Leading Standing Rock Sioux scholar, writer and activist
Born: March 26, 1933
Birthplace: Martin, S.D

Deloria, of Standing Rock Sioux origin, was born in South Dakota near the Pine Ridge Oglala Sioux Indian Reservation. He was educated at reservation schools, graduated from Iowa State University in 1958, received a master's degree in theology in 1963 from the Lutheran School of Theology in Illinois, and a law degree at the University of Colorado in 1970.
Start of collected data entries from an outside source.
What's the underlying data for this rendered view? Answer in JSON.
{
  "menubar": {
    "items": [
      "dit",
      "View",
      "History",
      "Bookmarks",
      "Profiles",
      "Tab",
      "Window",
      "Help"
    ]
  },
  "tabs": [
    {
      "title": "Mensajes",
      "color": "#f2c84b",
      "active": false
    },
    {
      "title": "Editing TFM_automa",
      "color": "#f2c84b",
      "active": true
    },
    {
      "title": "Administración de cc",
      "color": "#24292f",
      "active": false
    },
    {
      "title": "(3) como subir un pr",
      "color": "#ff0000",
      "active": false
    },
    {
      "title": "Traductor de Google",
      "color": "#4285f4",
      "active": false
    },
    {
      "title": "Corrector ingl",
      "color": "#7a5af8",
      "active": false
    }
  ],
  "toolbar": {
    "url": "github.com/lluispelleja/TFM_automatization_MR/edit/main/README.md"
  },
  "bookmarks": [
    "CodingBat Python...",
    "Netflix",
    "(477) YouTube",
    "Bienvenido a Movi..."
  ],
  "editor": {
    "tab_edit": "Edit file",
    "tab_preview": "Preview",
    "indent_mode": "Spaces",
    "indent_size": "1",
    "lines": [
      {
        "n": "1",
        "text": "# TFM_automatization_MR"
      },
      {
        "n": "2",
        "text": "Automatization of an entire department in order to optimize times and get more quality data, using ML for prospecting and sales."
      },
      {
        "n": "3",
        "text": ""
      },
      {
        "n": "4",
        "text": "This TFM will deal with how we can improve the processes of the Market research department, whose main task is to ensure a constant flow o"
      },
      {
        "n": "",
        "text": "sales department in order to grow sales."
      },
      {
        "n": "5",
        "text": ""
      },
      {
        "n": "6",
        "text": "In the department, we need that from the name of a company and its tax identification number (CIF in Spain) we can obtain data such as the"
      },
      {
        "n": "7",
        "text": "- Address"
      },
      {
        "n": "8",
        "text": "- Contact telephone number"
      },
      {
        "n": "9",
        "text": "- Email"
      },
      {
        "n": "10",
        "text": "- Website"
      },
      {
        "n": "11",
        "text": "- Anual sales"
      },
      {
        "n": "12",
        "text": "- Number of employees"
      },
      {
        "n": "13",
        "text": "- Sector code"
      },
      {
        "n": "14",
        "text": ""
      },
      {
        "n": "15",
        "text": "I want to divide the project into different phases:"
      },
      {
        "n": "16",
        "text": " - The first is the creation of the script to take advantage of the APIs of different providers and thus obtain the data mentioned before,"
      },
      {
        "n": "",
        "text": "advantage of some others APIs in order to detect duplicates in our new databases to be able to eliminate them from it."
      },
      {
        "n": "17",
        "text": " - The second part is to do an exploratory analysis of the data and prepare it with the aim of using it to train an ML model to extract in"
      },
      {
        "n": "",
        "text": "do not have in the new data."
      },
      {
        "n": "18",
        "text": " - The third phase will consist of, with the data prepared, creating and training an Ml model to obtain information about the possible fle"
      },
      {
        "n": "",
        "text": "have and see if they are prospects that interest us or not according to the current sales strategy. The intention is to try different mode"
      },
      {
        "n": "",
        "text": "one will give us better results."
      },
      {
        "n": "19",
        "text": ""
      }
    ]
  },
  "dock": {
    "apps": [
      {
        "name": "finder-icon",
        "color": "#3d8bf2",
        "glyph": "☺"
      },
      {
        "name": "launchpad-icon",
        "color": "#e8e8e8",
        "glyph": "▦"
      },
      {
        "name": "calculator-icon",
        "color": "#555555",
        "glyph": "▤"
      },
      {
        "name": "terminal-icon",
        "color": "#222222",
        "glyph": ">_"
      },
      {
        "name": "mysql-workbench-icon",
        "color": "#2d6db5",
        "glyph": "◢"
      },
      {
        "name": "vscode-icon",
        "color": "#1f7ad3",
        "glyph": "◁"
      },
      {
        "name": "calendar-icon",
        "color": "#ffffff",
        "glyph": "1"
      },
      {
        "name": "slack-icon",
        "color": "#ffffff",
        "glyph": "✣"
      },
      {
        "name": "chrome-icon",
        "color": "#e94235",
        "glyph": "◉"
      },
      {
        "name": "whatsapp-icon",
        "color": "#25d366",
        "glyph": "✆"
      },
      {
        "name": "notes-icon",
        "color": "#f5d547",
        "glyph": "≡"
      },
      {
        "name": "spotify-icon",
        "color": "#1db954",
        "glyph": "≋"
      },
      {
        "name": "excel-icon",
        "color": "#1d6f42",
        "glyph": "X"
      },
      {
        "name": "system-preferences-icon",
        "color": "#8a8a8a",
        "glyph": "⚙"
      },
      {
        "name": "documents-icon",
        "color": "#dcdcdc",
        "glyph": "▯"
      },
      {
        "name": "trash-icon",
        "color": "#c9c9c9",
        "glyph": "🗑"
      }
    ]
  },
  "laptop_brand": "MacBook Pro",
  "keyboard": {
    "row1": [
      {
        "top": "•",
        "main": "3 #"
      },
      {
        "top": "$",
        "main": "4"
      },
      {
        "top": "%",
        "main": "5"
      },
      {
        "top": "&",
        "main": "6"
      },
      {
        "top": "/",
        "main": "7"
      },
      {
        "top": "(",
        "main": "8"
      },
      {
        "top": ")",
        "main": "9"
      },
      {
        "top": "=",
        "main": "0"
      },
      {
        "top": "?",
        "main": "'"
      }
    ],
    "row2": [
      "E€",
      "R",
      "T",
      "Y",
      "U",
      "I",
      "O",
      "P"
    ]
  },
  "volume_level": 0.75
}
He began his career as an eloquent, and often highly provocative spokesperson for Indian identity and social change while working at the National Conference of American Indians in Washington from 1964 to 1967. In 1969 he published the first of more than 20 books, Custer Died for Your Sins: An Indian Manifesto. His most famous book, Custer shattered Indian stereotypes and challenged white audiences to take a hard look at brutal history of American expansionism across the west. His prose and ideas were charged with biting wit (“When asked by an anthropologist what the Indians called America before the white man came, an Indian said simply, ‘Ours.’ ”) and incendiary statements meant to shock audiences out of their complacency (Custer, he said, was “the Adolf Eichmann of the Plains.”)

Among his other books are We Talk, You Listen (1970), Behind the Trail of Broken Treaties: An Indian Declaration of Independence (1974), God Is Red: A Native View of Religion (1994), and a variety of works on history, theology, and contemporary Indian life.

He taught at the University of Arizona from 1978 to 1990, and then at the University of Colorado at Boulder. He retired in 2000 but continued to write and lecture until his death.